Take the exponential of each of the coeffecients to generate the odds ratios. This tells you how a 1 unit increase or decrease in a variable affects the odds of being admitted. For example, we can expect the odds of being admitted to decrease by about 50% if the prestige of a school is 2. UCLA gives a more in depth explanation of the odds ratio here.
We can also do the same calculations using the coeffecients estimated using the confidence interval to get a better picture for how uncertainty in variables can impact the admission rate.
Digging a little deeper
As a way of evaluating our classifier, we're going to recreate the dataset with every logical combination of input values. This will allow us to see how the predicted probability of admission increases/decreases across different variables. First we're going to generate the combinations using a helper function called
cartesian which I originally found here.
We're going to use
np.linspace to create a range of values for "gre" and "gpa". This creates a range of linearly spaced values from a specified min and maximum value--in our case just the min/max observed values.
Now that we've generated our predictions, let's make some plots to visualize the results.
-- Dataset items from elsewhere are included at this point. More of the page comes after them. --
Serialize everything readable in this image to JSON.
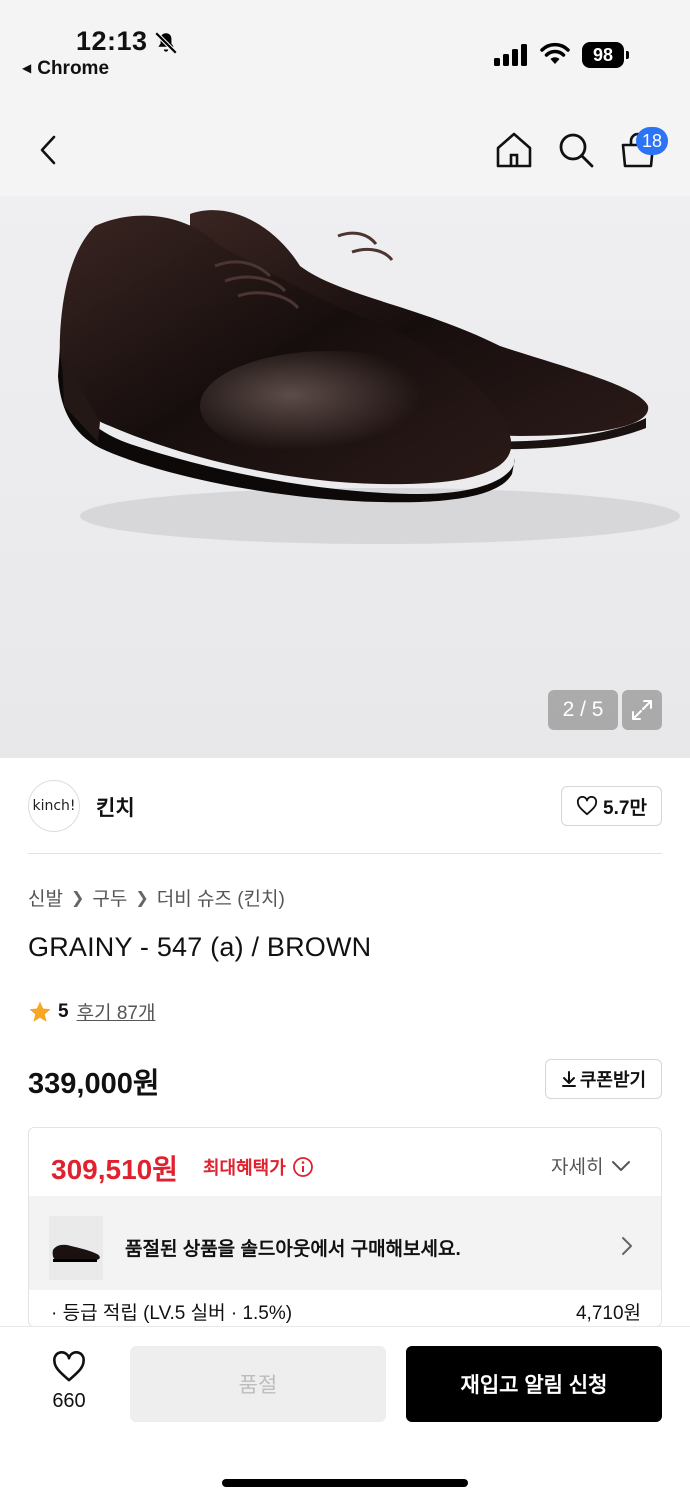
{
  "status_bar": {
    "time": "12:13",
    "back_app": "Chrome",
    "battery": "98"
  },
  "nav": {
    "cart_count": "18"
  },
  "hero": {
    "page_indicator": "2 / 5"
  },
  "brand": {
    "logo_text": "kinch!",
    "name": "킨치",
    "like_count": "5.7만"
  },
  "breadcrumb": [
    "신발",
    "구두",
    "더비 슈즈 (킨치)"
  ],
  "product": {
    "title": "GRAINY - 547 (a) / BROWN",
    "rating": "5",
    "reviews": "후기 87개",
    "price": "339,000원",
    "coupon_label": "쿠폰받기"
  },
  "benefit": {
    "max_price": "309,510원",
    "max_label": "최대혜택가",
    "detail_label": "자세히",
    "soldout_banner": "품절된 상품을 솔드아웃에서 구매해보세요.",
    "points_label": "· 등급 적립 (LV.5 실버 · 1.5%)",
    "points_value": "4,710원"
  },
  "bottom_bar": {
    "wish_count": "660",
    "soldout_label": "품절",
    "restock_label": "재입고 알림 신청"
  },
  "colors": {
    "accent_red": "#e0222e",
    "badge_blue": "#2a74f5",
    "star": "#f5a623"
  }
}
I created a small helper function called
isolate_and_plot which allows you to compare a given variable with the different prestige levels and the mean probability for that combination. To isolate presitge and the other variable I used a
pivot_table which allows you to easily aggregate the data.
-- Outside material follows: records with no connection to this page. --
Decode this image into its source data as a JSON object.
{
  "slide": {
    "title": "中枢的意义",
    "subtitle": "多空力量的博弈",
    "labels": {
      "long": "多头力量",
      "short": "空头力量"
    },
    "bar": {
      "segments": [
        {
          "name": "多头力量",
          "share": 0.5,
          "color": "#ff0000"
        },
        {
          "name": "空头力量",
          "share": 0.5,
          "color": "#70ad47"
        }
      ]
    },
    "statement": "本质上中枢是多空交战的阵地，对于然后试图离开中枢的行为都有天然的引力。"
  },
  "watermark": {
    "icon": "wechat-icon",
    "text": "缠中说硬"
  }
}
The resulting plots shows how gre, gpa, and prestige affect the admission levels. You can see how the probability of admission gradually increases as gre and gpa increase and that the different presitge levels yield drastic probabilities of admission (particularly the most/least prestigious schools).
Logistic Regression is an excellent algorithm for classification. Even though some of the sexier, black box classification algorithms like SVM and RandomForest can perform better in some cases, it's hard to deny the value in knowing exactly what your model is doing. Often times you can get by using RandomForest to select the features of your model and then rebuild the model with Logistic Regression using the best features.